Exercising less than usual and struggling to find the motivation to get going? It’s time to talk “MOVE-tivation”!
Move-tivation is more than just motivation – it’s sticking to an exercise routine, overcoming that voice that says “I’ll do it tomorrow… or the day after.”
Psychologists have been studying how to ‘crack the code’ of maintaining a regular exercise routine – and we’ve broken the science down for you in these 5 steps.
We know we should exercise. But do we really understand why? As one of the most effective methods to promote healthy ageing, physical activity really takes the cake when it comes to maintaining good health. Exercise requires so many systems in your body to come together – and has positive effects which reach to almost every organ in your body.
- Improving functional fitness – muscle strength, balance, flexibility
- Reducing risk of chronic disease – such as coronary heart disease, diabetes, stroke and cancer
- Improving overall health – increase bone mineral density, improve glycemic control and insulin sensitivity, and decrease blood pressure at rest,
- Improving mental health – boosting self-esteem, reducing anxiety and depression, and promoting better concentration, memory and overall cognitive functioning
Think about what you would like to see yourself doing in 1 month, 3 month, 6 months time. Is it walking for 30 minutes a day? Is it having the energy to play with the grandkids? Is it learning yoga? Visualise it in your mind, and take small steps to achieving it.
For example, if you would like to walk for 30 minutes, start with just walking for 5 minutes and keep increasing over time.
Give yourself rewards along the way (beyond the feel-good rewards exercising will bring). After exercising, follow up with an activity that you love – such as reading, or talking to family. Knowing this reward comes after will help you stick to your routine.
Ask a trusted friend or loved one to start an exercise routine too – even if you are both exercising in different households, suburbs, or states. You can even call each other to check in, or chat while you are going for a walk. There’s a scientific term for this – “helping relationships” – and there is no shame at all in asking a friend for help. You’d be helping them too!
Part of motivating ourselves to exercise is believing that we can – believing in ourselves, and knowing we can get up, jump onto an online exercise, and exercise away. But the state of the world at the moment – particularly in COVID stay-at-home restrictions – can make us feel hopeless, despairing.
We can boost our confidence through positive self-talk. Try repeating “I can and I will go for a walk/do an online class/insert your exercise here today.” You can even write it on a sticky note and leave it on your bathroom mirror.
Sometimes, we just forget to exercise. It happens!
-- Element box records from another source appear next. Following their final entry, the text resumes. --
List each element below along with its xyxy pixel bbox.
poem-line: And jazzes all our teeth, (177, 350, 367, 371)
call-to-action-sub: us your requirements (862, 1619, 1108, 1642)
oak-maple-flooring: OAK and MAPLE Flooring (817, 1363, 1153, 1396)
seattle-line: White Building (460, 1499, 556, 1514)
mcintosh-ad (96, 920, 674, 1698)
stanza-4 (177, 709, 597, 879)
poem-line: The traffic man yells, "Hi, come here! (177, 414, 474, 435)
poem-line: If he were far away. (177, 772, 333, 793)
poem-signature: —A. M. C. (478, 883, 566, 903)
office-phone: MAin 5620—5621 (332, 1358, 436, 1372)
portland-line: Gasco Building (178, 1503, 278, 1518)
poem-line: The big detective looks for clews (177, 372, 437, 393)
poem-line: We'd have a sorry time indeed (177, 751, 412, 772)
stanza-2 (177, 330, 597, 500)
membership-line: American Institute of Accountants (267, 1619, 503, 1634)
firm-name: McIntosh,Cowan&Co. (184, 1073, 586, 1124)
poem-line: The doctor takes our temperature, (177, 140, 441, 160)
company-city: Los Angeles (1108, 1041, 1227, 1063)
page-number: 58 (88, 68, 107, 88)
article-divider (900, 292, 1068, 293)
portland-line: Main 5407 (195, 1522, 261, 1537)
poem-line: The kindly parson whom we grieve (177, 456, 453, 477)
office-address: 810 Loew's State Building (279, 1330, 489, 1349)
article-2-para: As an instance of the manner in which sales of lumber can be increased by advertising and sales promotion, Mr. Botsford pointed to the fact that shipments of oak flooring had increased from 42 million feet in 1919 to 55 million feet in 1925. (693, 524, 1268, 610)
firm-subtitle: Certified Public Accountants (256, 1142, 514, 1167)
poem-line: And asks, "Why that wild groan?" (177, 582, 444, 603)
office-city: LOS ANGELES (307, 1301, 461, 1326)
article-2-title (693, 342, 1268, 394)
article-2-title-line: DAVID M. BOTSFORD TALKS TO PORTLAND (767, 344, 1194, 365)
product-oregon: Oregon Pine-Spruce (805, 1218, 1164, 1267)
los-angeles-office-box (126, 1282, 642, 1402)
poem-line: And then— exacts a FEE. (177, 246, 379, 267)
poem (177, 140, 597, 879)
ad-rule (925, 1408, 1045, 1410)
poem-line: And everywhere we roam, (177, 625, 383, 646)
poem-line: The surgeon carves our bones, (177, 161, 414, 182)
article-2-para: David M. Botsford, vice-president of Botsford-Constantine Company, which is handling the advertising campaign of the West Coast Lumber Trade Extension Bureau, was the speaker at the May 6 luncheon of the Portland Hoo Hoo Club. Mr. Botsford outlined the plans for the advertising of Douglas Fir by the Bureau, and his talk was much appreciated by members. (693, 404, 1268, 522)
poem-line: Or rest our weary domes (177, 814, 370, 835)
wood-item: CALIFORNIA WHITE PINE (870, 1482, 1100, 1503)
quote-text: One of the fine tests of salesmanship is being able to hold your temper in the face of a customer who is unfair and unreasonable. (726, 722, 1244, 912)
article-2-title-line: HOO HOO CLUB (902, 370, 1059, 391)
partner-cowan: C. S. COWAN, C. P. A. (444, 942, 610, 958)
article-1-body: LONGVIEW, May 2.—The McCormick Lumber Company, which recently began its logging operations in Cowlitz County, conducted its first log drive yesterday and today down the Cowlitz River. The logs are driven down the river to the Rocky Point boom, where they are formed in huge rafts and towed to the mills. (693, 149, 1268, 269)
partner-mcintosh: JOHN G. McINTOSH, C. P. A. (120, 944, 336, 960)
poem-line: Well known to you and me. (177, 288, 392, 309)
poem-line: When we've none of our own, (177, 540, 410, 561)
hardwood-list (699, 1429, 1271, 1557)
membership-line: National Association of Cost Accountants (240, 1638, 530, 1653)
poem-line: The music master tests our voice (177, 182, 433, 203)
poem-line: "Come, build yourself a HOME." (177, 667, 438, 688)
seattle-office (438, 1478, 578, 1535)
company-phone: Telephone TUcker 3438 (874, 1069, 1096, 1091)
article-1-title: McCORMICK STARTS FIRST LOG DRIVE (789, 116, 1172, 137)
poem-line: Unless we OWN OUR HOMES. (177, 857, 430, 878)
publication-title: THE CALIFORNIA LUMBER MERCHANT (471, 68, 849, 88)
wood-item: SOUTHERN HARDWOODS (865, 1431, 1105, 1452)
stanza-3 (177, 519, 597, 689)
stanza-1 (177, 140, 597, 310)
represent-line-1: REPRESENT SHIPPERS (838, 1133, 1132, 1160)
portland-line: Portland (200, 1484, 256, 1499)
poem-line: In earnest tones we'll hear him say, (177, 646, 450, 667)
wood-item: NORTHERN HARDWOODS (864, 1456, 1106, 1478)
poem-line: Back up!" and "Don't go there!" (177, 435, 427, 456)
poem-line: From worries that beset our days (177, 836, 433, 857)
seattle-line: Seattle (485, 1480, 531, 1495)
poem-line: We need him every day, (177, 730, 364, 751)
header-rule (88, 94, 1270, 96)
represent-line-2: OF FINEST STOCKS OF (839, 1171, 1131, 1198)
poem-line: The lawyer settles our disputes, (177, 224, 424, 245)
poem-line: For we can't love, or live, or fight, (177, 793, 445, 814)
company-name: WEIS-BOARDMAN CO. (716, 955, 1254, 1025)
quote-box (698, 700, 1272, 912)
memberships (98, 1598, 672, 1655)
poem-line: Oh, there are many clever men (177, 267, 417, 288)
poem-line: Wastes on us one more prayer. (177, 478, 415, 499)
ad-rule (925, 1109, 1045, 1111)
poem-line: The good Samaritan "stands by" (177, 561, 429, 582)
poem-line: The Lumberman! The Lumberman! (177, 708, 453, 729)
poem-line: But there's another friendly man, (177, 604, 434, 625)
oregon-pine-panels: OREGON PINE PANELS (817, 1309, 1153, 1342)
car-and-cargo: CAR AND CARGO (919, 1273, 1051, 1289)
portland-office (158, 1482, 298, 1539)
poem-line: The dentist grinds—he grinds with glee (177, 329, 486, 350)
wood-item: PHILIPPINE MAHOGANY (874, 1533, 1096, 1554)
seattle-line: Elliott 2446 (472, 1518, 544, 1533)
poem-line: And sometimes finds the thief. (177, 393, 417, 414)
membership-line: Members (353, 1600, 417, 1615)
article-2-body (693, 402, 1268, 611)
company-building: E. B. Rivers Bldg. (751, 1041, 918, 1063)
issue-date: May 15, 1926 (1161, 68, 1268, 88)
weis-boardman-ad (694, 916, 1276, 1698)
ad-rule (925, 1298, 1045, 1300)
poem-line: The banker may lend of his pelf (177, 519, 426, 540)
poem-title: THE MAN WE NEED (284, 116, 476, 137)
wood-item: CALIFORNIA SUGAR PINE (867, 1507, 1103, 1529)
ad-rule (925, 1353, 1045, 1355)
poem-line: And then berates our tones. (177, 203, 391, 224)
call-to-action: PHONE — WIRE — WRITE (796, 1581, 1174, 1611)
So, our advice is to leave little reminders for yourself throughout the house:
- Leave your walking shoes by the front door
- Put your exercise band and water bottle on the kitchen bench
- Print out your online exercise class schedule and leave it on your fridge, mirror, kitchen table
- Hang your exercise shirt on your door handle rather than putting it away
- Leave small weights near the couch
With equipment and reminders so accessible – you may even find yourself adding in some stretches or exercises while watching TV or waiting for the microwave to ding.
You do not have to leave these reminders out forever – just until your routine becomes a habit.